Students march in cities in southern Iraq in support of October Revolution

MENA

Published: 2020-10-29 17:49

Last Updated: 2024-04-19 00:35


Students march in cities in southern Iraq in support of October Revolution
Students march in cities in southern Iraq in support of October Revolution

Dozens of Iraqi students held a march Thursday in Karbala, which comes after similar student movements in other cities in the south of the country in the past two days, in support of the protest movement that began a year ago.

Students marched on the streets of Karbala, waving banners, Iraqi flags and pictures of activists who died in last year's protests, chanting the slogan "This is your youth, oh homeland" and "Above your voice, oh homeland not louder."

"Today the student tide is not demanding anything for his personal interest, but for the sake of the nation," student Muhammad al-Kinani (25 years old) told France Presse. These are the well-known demands of an individual election law and accountability for the killers of the demonstrators.

The new government, formed in May, pledged to hold early elections in June based on a new electoral law, but observers believe that holding them on this date is difficult to achieve.

Wednesday, students from the universities of Nasiriyah and Diwaniyah in southern Iraq also marched similarly.

"We went out today to confirm the strength and continuity of the uprising and its being the main path for change and to recover a homeland shared by the corrupt parties," said Ali Saad from Nasiriyah, a pharmacy student.

Thousands of Iraqis demonstrated Sunday on the first anniversary of the "October Revolution" that was sparked last year to demand a change in the political class as it was unable to address social crises, especially unemployment among the youth, before it turned into a bloodbath, killing more than 600 protesters and wounding 30,000.
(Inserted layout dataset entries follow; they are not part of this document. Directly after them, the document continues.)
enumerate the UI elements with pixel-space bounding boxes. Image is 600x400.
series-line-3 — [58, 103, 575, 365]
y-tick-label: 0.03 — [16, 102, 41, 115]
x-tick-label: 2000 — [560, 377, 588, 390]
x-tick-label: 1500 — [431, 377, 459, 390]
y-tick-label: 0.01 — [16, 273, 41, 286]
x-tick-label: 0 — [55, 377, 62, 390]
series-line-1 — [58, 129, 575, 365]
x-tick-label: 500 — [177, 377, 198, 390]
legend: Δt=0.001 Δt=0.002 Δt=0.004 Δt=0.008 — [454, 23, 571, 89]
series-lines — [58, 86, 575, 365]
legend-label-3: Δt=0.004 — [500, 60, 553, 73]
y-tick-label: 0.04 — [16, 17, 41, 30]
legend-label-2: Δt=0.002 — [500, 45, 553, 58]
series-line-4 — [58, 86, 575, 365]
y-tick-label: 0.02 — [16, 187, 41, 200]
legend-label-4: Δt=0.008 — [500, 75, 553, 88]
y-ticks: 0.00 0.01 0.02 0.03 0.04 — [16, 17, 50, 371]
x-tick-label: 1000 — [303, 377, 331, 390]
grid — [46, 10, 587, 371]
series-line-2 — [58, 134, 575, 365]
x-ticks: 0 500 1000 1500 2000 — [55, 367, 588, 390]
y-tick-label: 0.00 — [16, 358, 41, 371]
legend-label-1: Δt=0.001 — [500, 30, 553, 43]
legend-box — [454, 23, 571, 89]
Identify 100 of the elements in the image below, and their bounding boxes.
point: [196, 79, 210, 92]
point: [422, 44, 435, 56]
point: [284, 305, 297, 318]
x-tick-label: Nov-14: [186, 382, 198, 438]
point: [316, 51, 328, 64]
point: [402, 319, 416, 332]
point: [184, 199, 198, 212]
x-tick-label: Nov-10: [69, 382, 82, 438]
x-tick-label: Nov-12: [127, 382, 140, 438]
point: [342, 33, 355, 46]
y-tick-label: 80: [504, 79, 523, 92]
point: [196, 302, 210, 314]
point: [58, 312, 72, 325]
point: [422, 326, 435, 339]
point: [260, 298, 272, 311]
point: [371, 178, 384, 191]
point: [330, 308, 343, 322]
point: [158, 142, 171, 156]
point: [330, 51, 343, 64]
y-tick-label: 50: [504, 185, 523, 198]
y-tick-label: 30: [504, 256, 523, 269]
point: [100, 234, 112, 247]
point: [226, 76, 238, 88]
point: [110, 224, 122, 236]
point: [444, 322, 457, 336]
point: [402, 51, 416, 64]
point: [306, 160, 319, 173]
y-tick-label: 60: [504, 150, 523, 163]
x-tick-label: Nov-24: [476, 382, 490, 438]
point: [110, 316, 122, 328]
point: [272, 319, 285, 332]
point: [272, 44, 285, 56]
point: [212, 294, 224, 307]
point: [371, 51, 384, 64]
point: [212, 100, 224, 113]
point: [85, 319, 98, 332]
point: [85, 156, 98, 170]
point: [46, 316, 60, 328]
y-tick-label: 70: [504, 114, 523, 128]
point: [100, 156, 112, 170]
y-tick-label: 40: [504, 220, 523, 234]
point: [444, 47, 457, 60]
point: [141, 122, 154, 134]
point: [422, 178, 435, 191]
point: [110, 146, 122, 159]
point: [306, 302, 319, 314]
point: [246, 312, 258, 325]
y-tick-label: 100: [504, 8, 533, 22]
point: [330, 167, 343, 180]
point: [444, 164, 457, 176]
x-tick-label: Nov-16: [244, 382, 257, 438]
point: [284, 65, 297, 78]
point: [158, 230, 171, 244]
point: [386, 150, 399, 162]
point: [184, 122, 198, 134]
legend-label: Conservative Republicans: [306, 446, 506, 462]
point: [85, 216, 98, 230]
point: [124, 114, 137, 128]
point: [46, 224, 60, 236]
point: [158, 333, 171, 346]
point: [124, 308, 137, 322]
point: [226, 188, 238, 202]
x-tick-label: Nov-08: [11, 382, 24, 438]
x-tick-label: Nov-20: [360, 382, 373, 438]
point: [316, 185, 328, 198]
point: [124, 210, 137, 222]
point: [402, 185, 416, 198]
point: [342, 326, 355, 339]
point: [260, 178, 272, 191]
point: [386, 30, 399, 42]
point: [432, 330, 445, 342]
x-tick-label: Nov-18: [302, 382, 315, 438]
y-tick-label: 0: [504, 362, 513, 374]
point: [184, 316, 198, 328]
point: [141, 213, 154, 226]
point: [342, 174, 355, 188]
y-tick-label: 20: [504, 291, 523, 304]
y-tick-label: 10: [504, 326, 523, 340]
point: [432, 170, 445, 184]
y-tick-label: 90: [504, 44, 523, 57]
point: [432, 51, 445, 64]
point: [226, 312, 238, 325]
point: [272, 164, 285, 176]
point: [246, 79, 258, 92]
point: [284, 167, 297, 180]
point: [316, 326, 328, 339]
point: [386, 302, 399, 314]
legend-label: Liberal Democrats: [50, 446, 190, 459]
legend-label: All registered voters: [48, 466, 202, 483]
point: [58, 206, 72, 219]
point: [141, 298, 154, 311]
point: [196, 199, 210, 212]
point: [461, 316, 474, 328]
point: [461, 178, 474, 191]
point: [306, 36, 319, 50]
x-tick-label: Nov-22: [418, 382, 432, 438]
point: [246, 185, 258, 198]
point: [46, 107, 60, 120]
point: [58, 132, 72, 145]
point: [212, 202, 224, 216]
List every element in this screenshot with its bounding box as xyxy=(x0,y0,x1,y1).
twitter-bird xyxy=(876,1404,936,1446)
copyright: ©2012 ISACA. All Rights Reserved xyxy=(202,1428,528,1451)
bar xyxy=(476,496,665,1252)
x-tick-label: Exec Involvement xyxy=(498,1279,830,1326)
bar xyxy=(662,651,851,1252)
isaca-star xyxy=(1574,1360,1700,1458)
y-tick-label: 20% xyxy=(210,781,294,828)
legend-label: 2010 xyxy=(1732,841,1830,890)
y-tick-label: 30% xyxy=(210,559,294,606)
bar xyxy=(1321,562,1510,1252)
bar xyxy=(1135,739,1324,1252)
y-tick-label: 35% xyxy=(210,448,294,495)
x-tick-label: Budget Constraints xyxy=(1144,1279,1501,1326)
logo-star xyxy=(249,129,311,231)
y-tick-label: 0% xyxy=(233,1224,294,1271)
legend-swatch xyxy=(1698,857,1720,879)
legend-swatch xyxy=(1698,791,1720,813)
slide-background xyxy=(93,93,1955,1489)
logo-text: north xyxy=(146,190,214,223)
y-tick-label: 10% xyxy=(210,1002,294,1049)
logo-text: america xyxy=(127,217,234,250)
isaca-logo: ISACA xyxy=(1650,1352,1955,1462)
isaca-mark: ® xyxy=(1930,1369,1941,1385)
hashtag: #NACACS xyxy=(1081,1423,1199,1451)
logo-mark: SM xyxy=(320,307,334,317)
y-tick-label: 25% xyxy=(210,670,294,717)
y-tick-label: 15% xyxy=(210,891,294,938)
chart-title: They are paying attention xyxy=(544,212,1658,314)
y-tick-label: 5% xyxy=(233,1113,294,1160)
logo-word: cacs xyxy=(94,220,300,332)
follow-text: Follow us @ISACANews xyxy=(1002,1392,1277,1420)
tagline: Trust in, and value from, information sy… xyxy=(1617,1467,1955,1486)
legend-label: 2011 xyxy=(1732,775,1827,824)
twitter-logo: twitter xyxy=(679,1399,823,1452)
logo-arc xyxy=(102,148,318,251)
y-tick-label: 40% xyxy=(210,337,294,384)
In an indication of the decline in the intensity of the demonstrations, during the past two days the authorities reopened major roads in the capital, Baghdad, which were closed a year ago due to the protests.

But for Alaa Al-Saadi, a professor at Al-Diwaniyah University in southern Iraq, who was participating in the demonstration in Baghdad, "raising some tents from the protest squares ... does not mean that the revolution has ended.”

During the protests last year, students played a pioneering role in strikes, pitching tents and organizing rallies in support of the movement.

More than 60 percent of Iraq's 40 million people are under 25.